Study of Frame

 前回はクランクの変形についてでしたが、今回はフレームの変形についてです。スプリント時に
どんな風にフレームが変形しているのかみていきます。フレームの変形について考察する投稿も
あまりみた事が無いので、楽しんで頂けると思います。コラムで書くのは、あくまで説明用なので
実際の解析よりも簡単な解析を行っています。

【解析条件】
簡単なフレームモデルを使用してCAE解析。
踏力:100kg負荷
チェーンテンション:42Tギヤを想定して200kgを負荷、チェーンの再現は難しいので直に力を入力しています。
固定条件:ヘッドチューブを拘束

以下が解析結果になります。

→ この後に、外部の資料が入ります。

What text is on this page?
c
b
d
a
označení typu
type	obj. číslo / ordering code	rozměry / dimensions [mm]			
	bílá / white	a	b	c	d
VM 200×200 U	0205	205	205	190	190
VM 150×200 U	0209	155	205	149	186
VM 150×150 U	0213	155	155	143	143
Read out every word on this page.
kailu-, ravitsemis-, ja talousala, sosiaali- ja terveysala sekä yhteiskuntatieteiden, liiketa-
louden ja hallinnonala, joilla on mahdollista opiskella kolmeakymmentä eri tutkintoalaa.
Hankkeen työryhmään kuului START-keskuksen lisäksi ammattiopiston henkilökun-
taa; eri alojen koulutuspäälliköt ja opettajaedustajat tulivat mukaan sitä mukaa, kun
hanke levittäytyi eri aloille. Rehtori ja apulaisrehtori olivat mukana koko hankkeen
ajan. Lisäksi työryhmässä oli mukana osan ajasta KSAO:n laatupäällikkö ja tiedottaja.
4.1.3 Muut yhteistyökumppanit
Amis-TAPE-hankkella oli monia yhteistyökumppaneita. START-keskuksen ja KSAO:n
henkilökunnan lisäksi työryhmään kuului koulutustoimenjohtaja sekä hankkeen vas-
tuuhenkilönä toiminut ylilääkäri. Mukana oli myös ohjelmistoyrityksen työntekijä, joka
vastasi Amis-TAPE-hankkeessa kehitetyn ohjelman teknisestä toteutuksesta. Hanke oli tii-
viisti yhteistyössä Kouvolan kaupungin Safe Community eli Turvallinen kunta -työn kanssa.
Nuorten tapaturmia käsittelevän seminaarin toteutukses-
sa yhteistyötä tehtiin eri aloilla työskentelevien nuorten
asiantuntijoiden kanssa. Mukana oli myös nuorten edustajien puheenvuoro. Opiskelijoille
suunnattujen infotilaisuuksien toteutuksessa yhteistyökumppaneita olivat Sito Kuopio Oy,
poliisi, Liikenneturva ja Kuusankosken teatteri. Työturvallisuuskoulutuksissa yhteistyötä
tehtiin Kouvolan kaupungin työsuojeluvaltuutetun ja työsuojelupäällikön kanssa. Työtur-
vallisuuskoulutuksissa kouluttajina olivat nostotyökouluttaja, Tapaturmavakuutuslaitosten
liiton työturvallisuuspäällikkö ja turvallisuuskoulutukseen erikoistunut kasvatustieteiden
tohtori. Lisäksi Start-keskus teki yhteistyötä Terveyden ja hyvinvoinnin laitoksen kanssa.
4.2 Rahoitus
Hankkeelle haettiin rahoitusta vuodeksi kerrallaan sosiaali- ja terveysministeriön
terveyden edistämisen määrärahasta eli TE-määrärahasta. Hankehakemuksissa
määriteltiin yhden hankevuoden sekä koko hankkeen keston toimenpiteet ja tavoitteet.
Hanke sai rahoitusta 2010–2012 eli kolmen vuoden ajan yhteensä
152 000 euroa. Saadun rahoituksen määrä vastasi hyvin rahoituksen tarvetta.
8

約8倍程度に増幅された変形の表示です。
このままだとどう変形しているのか分かり難いので角度を変えて見ていきます。

真上から見た図です。ヘッドチューブに対して、BBは左に移動し、右のチェーンステイが
大きく左に傾いています。ハブ軸もそれにつられて左に傾き、真っ直ぐだったチェーン
ラインもずれているのが確認できます。

真後ろから見た図です。

真正面から見た図です。フォークが通るライン(フロントホイールセンター)とリア
ホイールセンターがずれているのが分かります。フロントホイールとリアホイールセンター
がずれますので、タイヤでサイドスリップが発生し、エネルギーロスが発生します。剛性の
低いフレームを乗ると進まない感じがするのは、このエネルギーロスとたわみによるストロ
ーク損失によるものです。チェーンラインもずれ、BBも駆動方向に対して余計な角度をもち
ペダルを真っ直ぐ踏めませんから、これもエネルギー損失の原因となります。

ではどういったフレームが剛性が高いか応力解析の結果から検討します。こちらは応力
解析の結果です。

主にヘッド周り、BB周り、右チェーンステーに集中しますので、この部位が大径化している
フレームを選べば、よく進むフレームである可能性が高いことになります。簡易解析のため実
際の応力分布とちがいますが、(実際はもっとチェーンステイの負荷が高いはず)コラムとし
ては十分かと思います。「Frame Stifness」でグーグル画像検索をすると剛性を実測したデー
ターが出てきますので一度見てみると良いかもしれません。